Central Americans are in comparable extremes. Many of them are surging north to escape death caused by gangs and extortioners. To leave their homes and their belongings behind, taking only what they can carry perhaps for a thousand miles does not suggest that they want free welfare in our spacious United States. They are fleeing murder and theft and have no alternative. We Americans take for granted the security we enjoy every day of the year afforded to us by something they do not enjoy: police protection. Think of living under those conditions they take for granted, with corrupt officers on the take, selling out to drug and slave dealers who buy and sell federal politicians. Such living conditions are so foreign to us that many believe fake news sources are lying to us about life below the border.

An understandable objection raised by those who want to curtail immigration is that jobs would be grabbed up by workers willing to take starvation wages just for the safety of life here. Perhaps they heard that this is what their ancestors from Europe endured when they arrived. My paternal grandfather came from Gessopalena in Abruzzi in Italy and went to work on the railroad. My maternal grandparents came from Routi in Basilicata, also in the poorer south of Italy. They must have hated to leave because when I visited the home town of Grandfather Giovanni DeGregorio, I thought the mountains and the farmlands were as beautiful to him as to me. But he had no choice. Civil upheavals put people out of work. And you do not eat if you have no work.

I have written here before about the 4.5 million Italian immigrants who came to the U.S. between 1880 and 1924, when anti-immigration forces shut down our intake, we took in that many hope-filled seekers from Italy. More than half returned to those beloved home towns not because they did not like it here but because that was their plan before leaving Europe. This was once they had earned enough money here where there were jobs. They did not inflict themselves on native-born Americans. Even more would have returned to Europe but their older children objected. Comparable numbers of other Europeans flocked here to get work and then go back east. America benefited from their underpaid labor, so both prospered.

My maternal grandfather, Vincent Anthony Gentilesco, the son of immigrants, changed his name to Gentless when he left the coal mines of Hazelton to get a job as a conductor with the Philadelphia Transportation Company. He had experienced discrimination since his name gave him away. Going back home to the country of origin is common. Latinos are leaving the U.S. in numbers greater than those entering, whether legally or otherwise, although fake-news aficionados rave about desperate, rapacious caravans surging north resolutely refuse to accept this.
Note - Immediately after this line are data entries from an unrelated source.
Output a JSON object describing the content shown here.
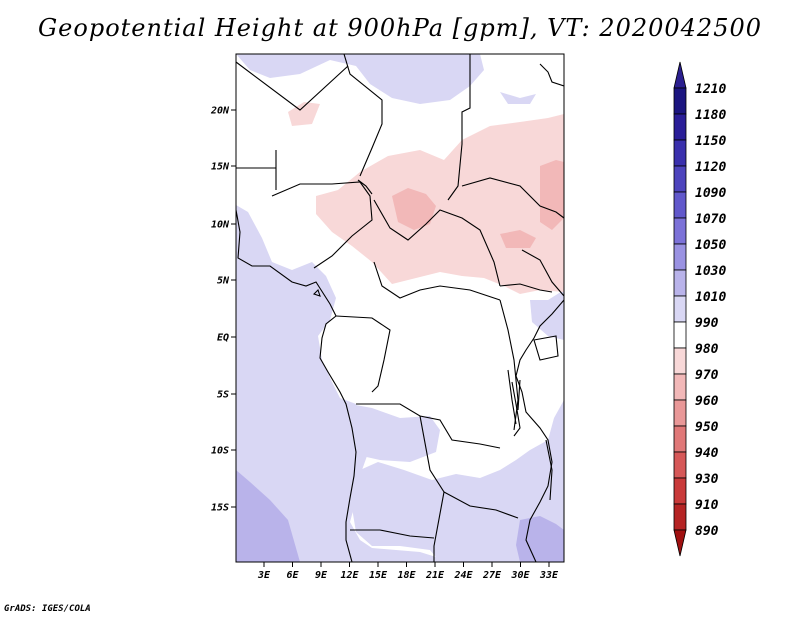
{
  "title": "Geopotential Height at 900hPa [gpm], VT: 2020042500",
  "credit": "GrADS: IGES/COLA",
  "map": {
    "field": "geopotential_height_900hPa",
    "units": "gpm",
    "lon_labels": [
      "3E",
      "6E",
      "9E",
      "12E",
      "15E",
      "18E",
      "21E",
      "24E",
      "27E",
      "30E",
      "33E"
    ],
    "lat_labels": [
      "20N",
      "15N",
      "10N",
      "5N",
      "EQ",
      "5S",
      "10S",
      "15S"
    ]
  },
  "colorbar": {
    "levels": [
      "1210",
      "1180",
      "1150",
      "1120",
      "1090",
      "1070",
      "1050",
      "1030",
      "1010",
      "990",
      "980",
      "970",
      "960",
      "950",
      "940",
      "930",
      "910",
      "890"
    ],
    "colors": [
      "#1b1580",
      "#2a1e98",
      "#3a30ad",
      "#4d44bd",
      "#6158cb",
      "#7c72d8",
      "#9a92e2",
      "#b9b3ea",
      "#d9d7f4",
      "#ffffff",
      "#f8d8d8",
      "#f2b8b8",
      "#e99898",
      "#e07878",
      "#d65858",
      "#c93a3a",
      "#b52424",
      "#9e1212"
    ],
    "top_arrow_color": "#2b1f8f",
    "bottom_arrow_color": "#a01010"
  }
}
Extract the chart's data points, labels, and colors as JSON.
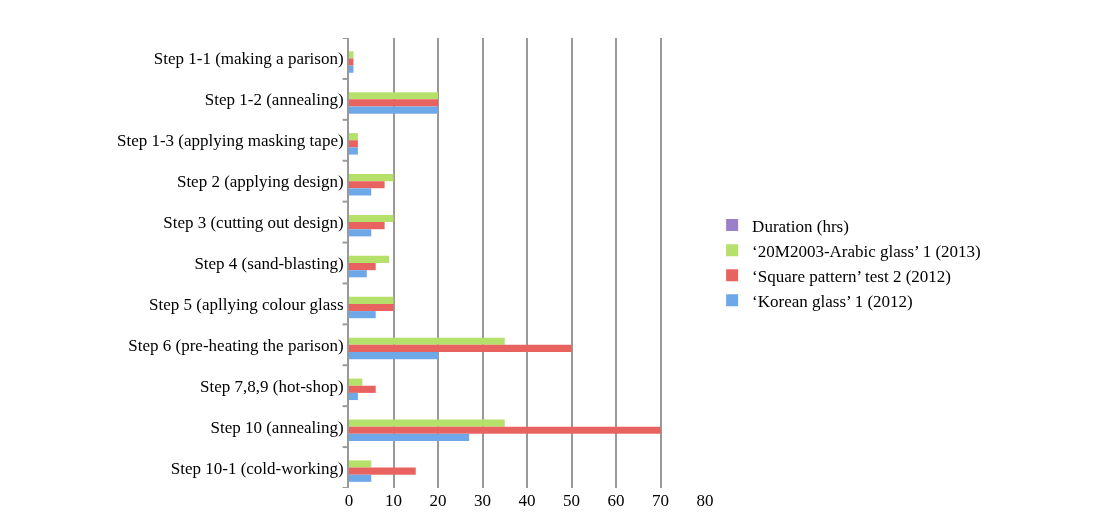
{
  "chart_data": {
    "type": "bar",
    "orientation": "horizontal",
    "categories": [
      "Step 1-1 (making a parison)",
      "Step 1-2 (annealing)",
      "Step 1-3 (applying masking tape)",
      "Step 2 (applying design)",
      "Step 3 (cutting out design)",
      "Step 4 (sand-blasting)",
      "Step 5 (apllying colour glass",
      "Step 6 (pre-heating the parison)",
      "Step 7,8,9 (hot-shop)",
      "Step 10 (annealing)",
      "Step 10-1 (cold-working)"
    ],
    "series": [
      {
        "name": "Duration (hrs)",
        "color": "#9b7fc9",
        "values": [
          null,
          null,
          null,
          null,
          null,
          null,
          null,
          null,
          null,
          null,
          null
        ]
      },
      {
        "name": "‘20M2003-Arabic glass’ 1 (2013)",
        "color": "#b5e06a",
        "values": [
          1,
          20,
          2,
          10,
          10,
          9,
          10,
          35,
          3,
          35,
          5
        ]
      },
      {
        "name": "‘Square pattern’ test 2 (2012)",
        "color": "#e8635f",
        "values": [
          1,
          20,
          2,
          8,
          8,
          6,
          10,
          50,
          6,
          70,
          15
        ]
      },
      {
        "name": "‘Korean glass’ 1 (2012)",
        "color": "#6fa8e8",
        "values": [
          1,
          20,
          2,
          5,
          5,
          4,
          6,
          20,
          2,
          27,
          5
        ]
      }
    ],
    "xlim": [
      0,
      80
    ],
    "xticks": [
      0,
      10,
      20,
      30,
      40,
      50,
      60,
      70,
      80
    ],
    "grid": "x",
    "legend": "right"
  }
}
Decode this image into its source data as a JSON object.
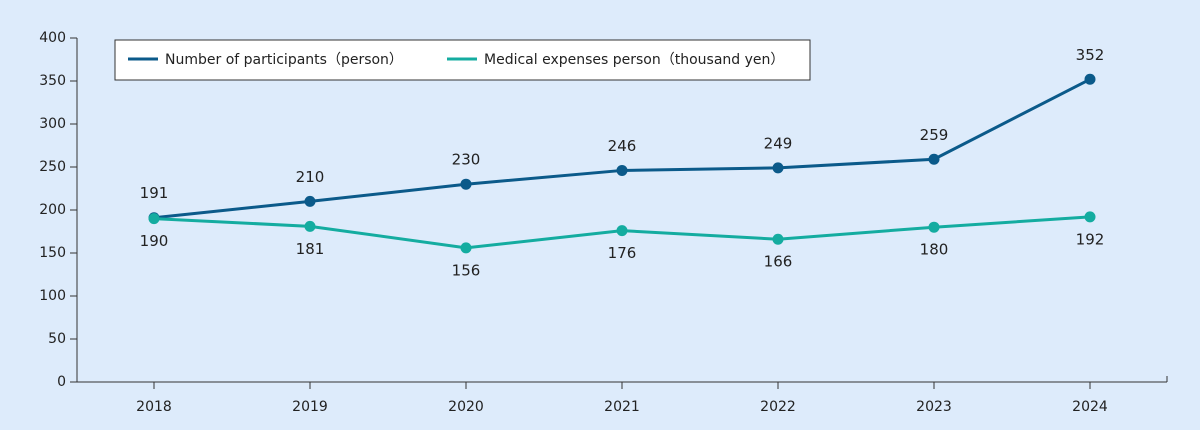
{
  "chart_data": {
    "type": "line",
    "categories": [
      "2018",
      "2019",
      "2020",
      "2021",
      "2022",
      "2023",
      "2024"
    ],
    "series": [
      {
        "name": "Number of participants（person）",
        "color": "#0b5a8a",
        "values": [
          191,
          210,
          230,
          246,
          249,
          259,
          352
        ]
      },
      {
        "name": "Medical expenses person（thousand yen）",
        "color": "#14aca0",
        "values": [
          190,
          181,
          156,
          176,
          166,
          180,
          192
        ]
      }
    ],
    "ylim": [
      0,
      400
    ],
    "yticks": [
      0,
      50,
      100,
      150,
      200,
      250,
      300,
      350,
      400
    ],
    "grid": false,
    "legend": "top-left"
  }
}
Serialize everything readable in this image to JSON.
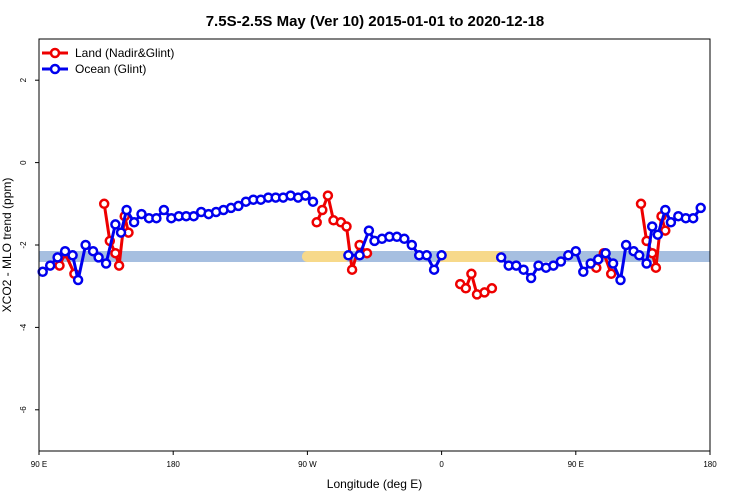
{
  "chart_data": {
    "type": "line",
    "title": "7.5S-2.5S May (Ver 10)   2015-01-01 to 2020-12-18",
    "xlabel": "Longitude (deg E)",
    "ylabel": "XCO2 - MLO trend (ppm)",
    "xlim": [
      90,
      450
    ],
    "ylim": [
      -7,
      3
    ],
    "x_ticks": [
      {
        "value": 90,
        "label": "90 E"
      },
      {
        "value": 162,
        "label": "180"
      },
      {
        "value": 234,
        "label": "90 W"
      },
      {
        "value": 306,
        "label": "0"
      },
      {
        "value": 378,
        "label": "90 E"
      },
      {
        "value": 450,
        "label": "180"
      }
    ],
    "y_ticks": [
      {
        "value": -6,
        "label": "-6"
      },
      {
        "value": -4,
        "label": "-4"
      },
      {
        "value": -2,
        "label": "-2"
      },
      {
        "value": 0,
        "label": "0"
      },
      {
        "value": 2,
        "label": "2"
      }
    ],
    "legend_position": "top-left",
    "band": {
      "y": -2.28,
      "color": "#a6bfe0",
      "land_color": "#f7d98a",
      "land_segments": [
        [
          234,
          254
        ],
        [
          306,
          337
        ]
      ]
    },
    "series": [
      {
        "name": "Land (Nadir&Glint)",
        "color": "#ee0000",
        "segments": [
          [
            [
              101,
              -2.5
            ],
            [
              104,
              -2.2
            ],
            [
              109,
              -2.7
            ]
          ],
          [
            [
              125,
              -1.0
            ],
            [
              128,
              -1.9
            ],
            [
              131,
              -2.2
            ],
            [
              133,
              -2.5
            ],
            [
              136,
              -1.3
            ],
            [
              138,
              -1.7
            ]
          ],
          [
            [
              239,
              -1.45
            ],
            [
              242,
              -1.15
            ],
            [
              245,
              -0.8
            ],
            [
              248,
              -1.4
            ],
            [
              252,
              -1.45
            ],
            [
              255,
              -1.55
            ],
            [
              258,
              -2.6
            ],
            [
              262,
              -2.0
            ],
            [
              266,
              -2.2
            ]
          ],
          [
            [
              316,
              -2.95
            ],
            [
              319,
              -3.05
            ],
            [
              322,
              -2.7
            ],
            [
              325,
              -3.2
            ],
            [
              329,
              -3.15
            ],
            [
              333,
              -3.05
            ]
          ],
          [
            [
              389,
              -2.55
            ],
            [
              393,
              -2.2
            ],
            [
              397,
              -2.7
            ]
          ],
          [
            [
              413,
              -1.0
            ],
            [
              416,
              -1.9
            ],
            [
              419,
              -2.2
            ],
            [
              421,
              -2.55
            ],
            [
              424,
              -1.3
            ],
            [
              426,
              -1.65
            ]
          ]
        ]
      },
      {
        "name": "Ocean (Glint)",
        "color": "#0000ee",
        "segments": [
          [
            [
              92,
              -2.65
            ],
            [
              96,
              -2.5
            ],
            [
              100,
              -2.3
            ],
            [
              104,
              -2.15
            ],
            [
              108,
              -2.25
            ],
            [
              111,
              -2.85
            ],
            [
              115,
              -2.0
            ],
            [
              119,
              -2.15
            ],
            [
              122,
              -2.3
            ],
            [
              126,
              -2.45
            ],
            [
              131,
              -1.5
            ],
            [
              134,
              -1.7
            ],
            [
              137,
              -1.15
            ],
            [
              141,
              -1.45
            ],
            [
              145,
              -1.25
            ],
            [
              149,
              -1.35
            ],
            [
              153,
              -1.35
            ],
            [
              157,
              -1.15
            ],
            [
              161,
              -1.35
            ],
            [
              165,
              -1.3
            ],
            [
              169,
              -1.3
            ],
            [
              173,
              -1.3
            ],
            [
              177,
              -1.2
            ],
            [
              181,
              -1.25
            ],
            [
              185,
              -1.2
            ],
            [
              189,
              -1.15
            ],
            [
              193,
              -1.1
            ],
            [
              197,
              -1.05
            ],
            [
              201,
              -0.95
            ],
            [
              205,
              -0.9
            ],
            [
              209,
              -0.9
            ],
            [
              213,
              -0.85
            ],
            [
              217,
              -0.85
            ],
            [
              221,
              -0.85
            ],
            [
              225,
              -0.8
            ],
            [
              229,
              -0.85
            ],
            [
              233,
              -0.8
            ],
            [
              237,
              -0.95
            ]
          ],
          [
            [
              256,
              -2.25
            ],
            [
              262,
              -2.25
            ],
            [
              267,
              -1.65
            ],
            [
              270,
              -1.9
            ],
            [
              274,
              -1.85
            ],
            [
              278,
              -1.8
            ],
            [
              282,
              -1.8
            ],
            [
              286,
              -1.85
            ],
            [
              290,
              -2.0
            ],
            [
              294,
              -2.25
            ],
            [
              298,
              -2.25
            ],
            [
              302,
              -2.6
            ],
            [
              306,
              -2.25
            ]
          ],
          [
            [
              338,
              -2.3
            ],
            [
              342,
              -2.5
            ],
            [
              346,
              -2.5
            ],
            [
              350,
              -2.6
            ],
            [
              354,
              -2.8
            ],
            [
              358,
              -2.5
            ],
            [
              362,
              -2.55
            ],
            [
              366,
              -2.5
            ],
            [
              370,
              -2.4
            ],
            [
              374,
              -2.25
            ],
            [
              378,
              -2.15
            ],
            [
              382,
              -2.65
            ],
            [
              386,
              -2.45
            ],
            [
              390,
              -2.35
            ],
            [
              394,
              -2.2
            ],
            [
              398,
              -2.45
            ],
            [
              402,
              -2.85
            ],
            [
              405,
              -2.0
            ],
            [
              409,
              -2.15
            ],
            [
              412,
              -2.25
            ],
            [
              416,
              -2.45
            ],
            [
              419,
              -1.55
            ],
            [
              422,
              -1.75
            ],
            [
              426,
              -1.15
            ],
            [
              429,
              -1.45
            ],
            [
              433,
              -1.3
            ],
            [
              437,
              -1.35
            ],
            [
              441,
              -1.35
            ],
            [
              445,
              -1.1
            ]
          ]
        ]
      }
    ]
  }
}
Bigotry against foreigners bites one’s nose to spite one’s face. Since they know they are not welcome in many places, immigrants know they have to work harder for less income and less respect. So they do. It may take a generation but they work their way into acceptable society. My relatives include doctors, lawyers, teachers, professors, military service personnel and one is a town mayor. Not one parasite among us. Employers refusing to hire because they dislike foreigners deprive their businesses of workers who know they have to produce or else.

The most densely populated nation in the world is the Netherlands. Visit it sometime and see the vast tulip fields in the spring. See the square miles reclaimed from the North Sea and ask whether they feel crowded. Hospitable to immigrants, they will tell you no. You might even envy their living standard. They show it can be done.